Melinda Messenger and me, we go back a long way. One year to be precise. In fact, I've just been reflecting on the anniversary of our first encounter...

We met in the lobby of an elegant Covent Garden hotel and, almost instantly, ended up together on a couch... sipping tea and biscuits and reflecting on what it feels like for a 22-year-old Wiltshire woman to be suddenly anointed "The Sun's Page Three Girl for the Thrillennium."

I joke about it now, but I wasn't sure what to think when the News Desk sent me racing into town to meet Melinda. Surely I hadn't joined The Independent to interview topless models?
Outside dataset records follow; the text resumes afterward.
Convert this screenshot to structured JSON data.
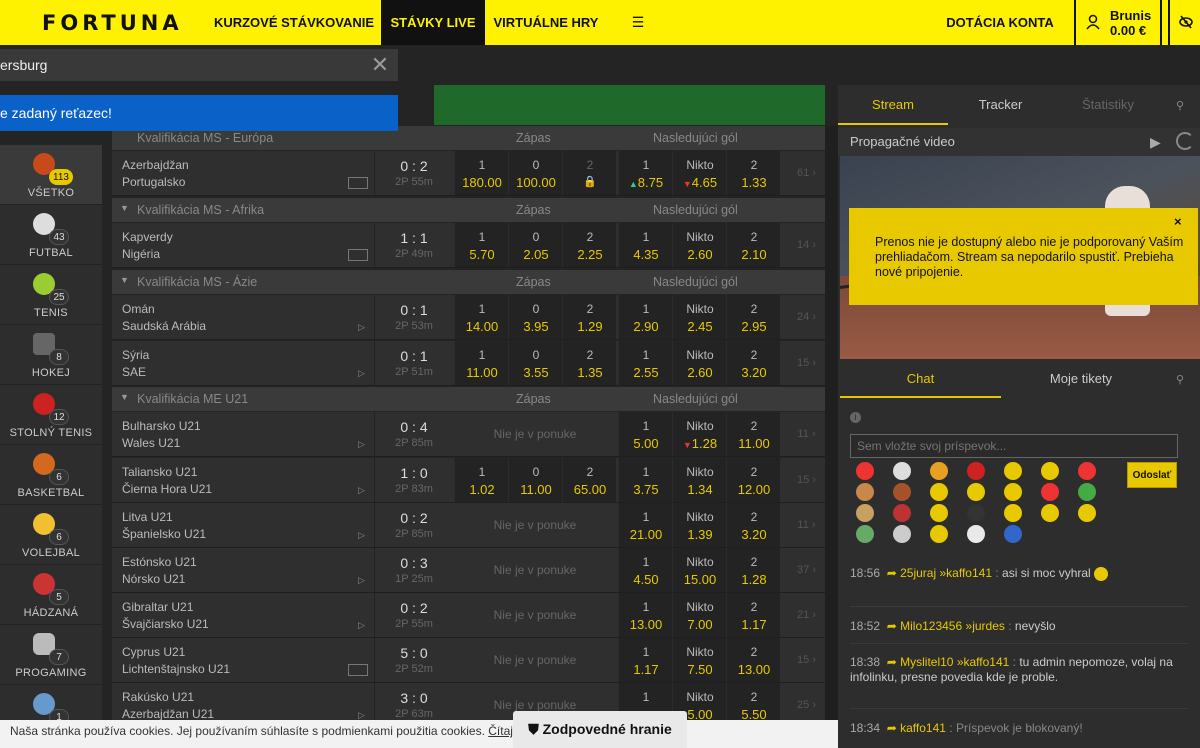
{
  "header": {
    "logo": "FORTUNA",
    "nav": [
      "KURZOVÉ STÁVKOVANIE",
      "STÁVKY LIVE",
      "VIRTUÁLNE HRY"
    ],
    "deposit": "DOTÁCIA KONTA",
    "username": "Brunis",
    "balance": "0.00 €"
  },
  "search": {
    "value": "ersburg",
    "message": "e zadaný reťazec!"
  },
  "sidebar": {
    "items": [
      {
        "label": "VŠETKO",
        "count": "113",
        "color": "#c84a1a"
      },
      {
        "label": "FUTBAL",
        "count": "43",
        "color": "#dddddd"
      },
      {
        "label": "TENIS",
        "count": "25",
        "color": "#9acd32"
      },
      {
        "label": "HOKEJ",
        "count": "8",
        "color": "#666666"
      },
      {
        "label": "STOLNÝ TENIS",
        "count": "12",
        "color": "#cc2222"
      },
      {
        "label": "BASKETBAL",
        "count": "6",
        "color": "#d2691e"
      },
      {
        "label": "VOLEJBAL",
        "count": "6",
        "color": "#f0c030"
      },
      {
        "label": "HÁDZANÁ",
        "count": "5",
        "color": "#cc3333"
      },
      {
        "label": "PROGAMING",
        "count": "7",
        "color": "#bbbbbb"
      },
      {
        "label": "",
        "count": "1",
        "color": "#6699cc"
      }
    ]
  },
  "main": {
    "partial_group": "Kvalifikácia MS - Európa",
    "col_zapas": "Zápas",
    "col_gol": "Nasledujúci gól",
    "na_text": "Nie je v ponuke",
    "groups": [
      {
        "name": "Kvalifikácia MS - Afrika"
      },
      {
        "name": "Kvalifikácia MS - Ázie"
      },
      {
        "name": "Kvalifikácia ME U21"
      }
    ],
    "rows": [
      {
        "t1": "Azerbajdžan",
        "t2": "Portugalsko",
        "score": "0 : 2",
        "time": "2P 55m",
        "l1": "1",
        "v1": "180.00",
        "l0": "0",
        "v0": "100.00",
        "l2": "2",
        "v2": "",
        "g1l": "1",
        "g1": "8.75",
        "gnl": "Nikto",
        "gn": "4.65",
        "g2l": "2",
        "g2": "1.33",
        "more": "61"
      },
      {
        "t1": "Kapverdy",
        "t2": "Nigéria",
        "score": "1 : 1",
        "time": "2P 49m",
        "l1": "1",
        "v1": "5.70",
        "l0": "0",
        "v0": "2.05",
        "l2": "2",
        "v2": "2.25",
        "g1l": "1",
        "g1": "4.35",
        "gnl": "Nikto",
        "gn": "2.60",
        "g2l": "2",
        "g2": "2.10",
        "more": "14"
      },
      {
        "t1": "Omán",
        "t2": "Saudská Arábia",
        "score": "0 : 1",
        "time": "2P 53m",
        "l1": "1",
        "v1": "14.00",
        "l0": "0",
        "v0": "3.95",
        "l2": "2",
        "v2": "1.29",
        "g1l": "1",
        "g1": "2.90",
        "gnl": "Nikto",
        "gn": "2.45",
        "g2l": "2",
        "g2": "2.95",
        "more": "24"
      },
      {
        "t1": "Sýria",
        "t2": "SAE",
        "score": "0 : 1",
        "time": "2P 51m",
        "l1": "1",
        "v1": "11.00",
        "l0": "0",
        "v0": "3.55",
        "l2": "2",
        "v2": "1.35",
        "g1l": "1",
        "g1": "2.55",
        "gnl": "Nikto",
        "gn": "2.60",
        "g2l": "2",
        "g2": "3.20",
        "more": "15"
      },
      {
        "t1": "Bulharsko U21",
        "t2": "Wales U21",
        "score": "0 : 4",
        "time": "2P 85m",
        "g1l": "1",
        "g1": "5.00",
        "gnl": "Nikto",
        "gn": "1.28",
        "g2l": "2",
        "g2": "11.00",
        "more": "11"
      },
      {
        "t1": "Taliansko U21",
        "t2": "Čierna Hora U21",
        "score": "1 : 0",
        "time": "2P 83m",
        "l1": "1",
        "v1": "1.02",
        "l0": "0",
        "v0": "11.00",
        "l2": "2",
        "v2": "65.00",
        "g1l": "1",
        "g1": "3.75",
        "gnl": "Nikto",
        "gn": "1.34",
        "g2l": "2",
        "g2": "12.00",
        "more": "15"
      },
      {
        "t1": "Litva U21",
        "t2": "Španielsko U21",
        "score": "0 : 2",
        "time": "2P 85m",
        "g1l": "1",
        "g1": "21.00",
        "gnl": "Nikto",
        "gn": "1.39",
        "g2l": "2",
        "g2": "3.20",
        "more": "11"
      },
      {
        "t1": "Estónsko U21",
        "t2": "Nórsko U21",
        "score": "0 : 3",
        "time": "1P 25m",
        "g1l": "1",
        "g1": "4.50",
        "gnl": "Nikto",
        "gn": "15.00",
        "g2l": "2",
        "g2": "1.28",
        "more": "37"
      },
      {
        "t1": "Gibraltar U21",
        "t2": "Švajčiarsko U21",
        "score": "0 : 2",
        "time": "2P 55m",
        "g1l": "1",
        "g1": "13.00",
        "gnl": "Nikto",
        "gn": "7.00",
        "g2l": "2",
        "g2": "1.17",
        "more": "21"
      },
      {
        "t1": "Cyprus U21",
        "t2": "Lichtenštajnsko U21",
        "score": "5 : 0",
        "time": "2P 52m",
        "g1l": "1",
        "g1": "1.17",
        "gnl": "Nikto",
        "gn": "7.50",
        "g2l": "2",
        "g2": "13.00",
        "more": "15"
      },
      {
        "t1": "Rakúsko U21",
        "t2": "Azerbajdžan U21",
        "score": "3 : 0",
        "time": "2P 63m",
        "g1l": "1",
        "g1": "",
        "gnl": "Nikto",
        "gn": "5.00",
        "g2l": "2",
        "g2": "5.50",
        "more": "25"
      }
    ]
  },
  "right": {
    "tabs": [
      "Stream",
      "Tracker",
      "Štatistiky"
    ],
    "promo": "Propagačné video",
    "overlay": "Prenos nie je dostupný alebo nie je podporovaný Vaším prehliadačom. Stream sa nepodarilo spustiť. Prebieha nové pripojenie.",
    "chat_tabs": [
      "Chat",
      "Moje tikety"
    ],
    "chat_placeholder": "Sem vložte svoj príspevok...",
    "send": "Odoslať",
    "messages": [
      {
        "time": "18:56",
        "user": "25juraj",
        "to": "kaffo141",
        "text": "asi si moc vyhral"
      },
      {
        "time": "18:52",
        "user": "Milo123456",
        "to": "jurdes",
        "text": "nevyšlo"
      },
      {
        "time": "18:38",
        "user": "Myslitel10",
        "to": "kaffo141",
        "text": "tu admin nepomoze, volaj na infolinku, presne povedia kde je proble."
      },
      {
        "time": "18:34",
        "user": "kaffo141",
        "to": "",
        "text": "Príspevok je blokovaný!"
      }
    ]
  },
  "cookie": {
    "text": "Naša stránka používa cookies. Jej používaním súhlasíte s podmienkami použitia cookies. ",
    "link": "Čítaj"
  },
  "responsible": "Zodpovedné hranie"
}
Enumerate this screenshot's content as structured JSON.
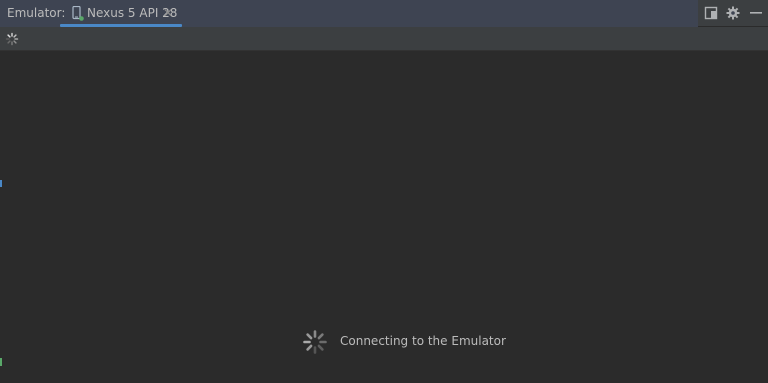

Surely the job of Media Editor on a serious broadsheet was to analyse the newspaper price war and report on the recurring ructions in the Birtist BBC.

But the boys on the News Desk were spot on in their judgement. Drooling over the inside spreads in The Sun and The Star, they spotted something which serious media pundits like me were a little slow to pick up on: the emergence of a media phenomenon.

Can you think of anyone else who has been propelled from utter provincial obscurity to the status of a household name in the past year? Don't say Kirsty Young, the blonde news anchorwoman. Her fame will never match Melinda's so long as she works for Channel 5.

Kirsty may have been considered big enough in the public recognition stakes to be included among the celebrity talking heads on ITV's new pop doc series The Truth About Women, but it was Melinda who was listed first in the advance publicity material from Meridian.

Mind you, nothing the Girl for the Thrillennium said made it onto the "significant quotes" highlighted in the accompanying press pack, proving that her appeal remains very much visual rather than verbal.

Whatever its foundation, it evidently straddles the sexes. Melinda even made it onto the front cover of Options magazine recently. A brief telephone interview with the deputy editor of that glossy women's mag, Helen Jaworski, yielded some insight into what lay behind that decision.

"Options is pitched at women aged between 25 and 35 who are working and want an escape from real life," she explained. "We believe such women admire Melinda and the way she is making a living."

What about the cover line - "Melinda likes it thick and creamy" - a rather suggestive, not to mention cheap, vulgar, tacky way to sell a rather humdrum feature about skin creams?

"I think that would make most women laugh," replied Ms Jaworski. "Women have a sense of humour about sex that the media tend to forget."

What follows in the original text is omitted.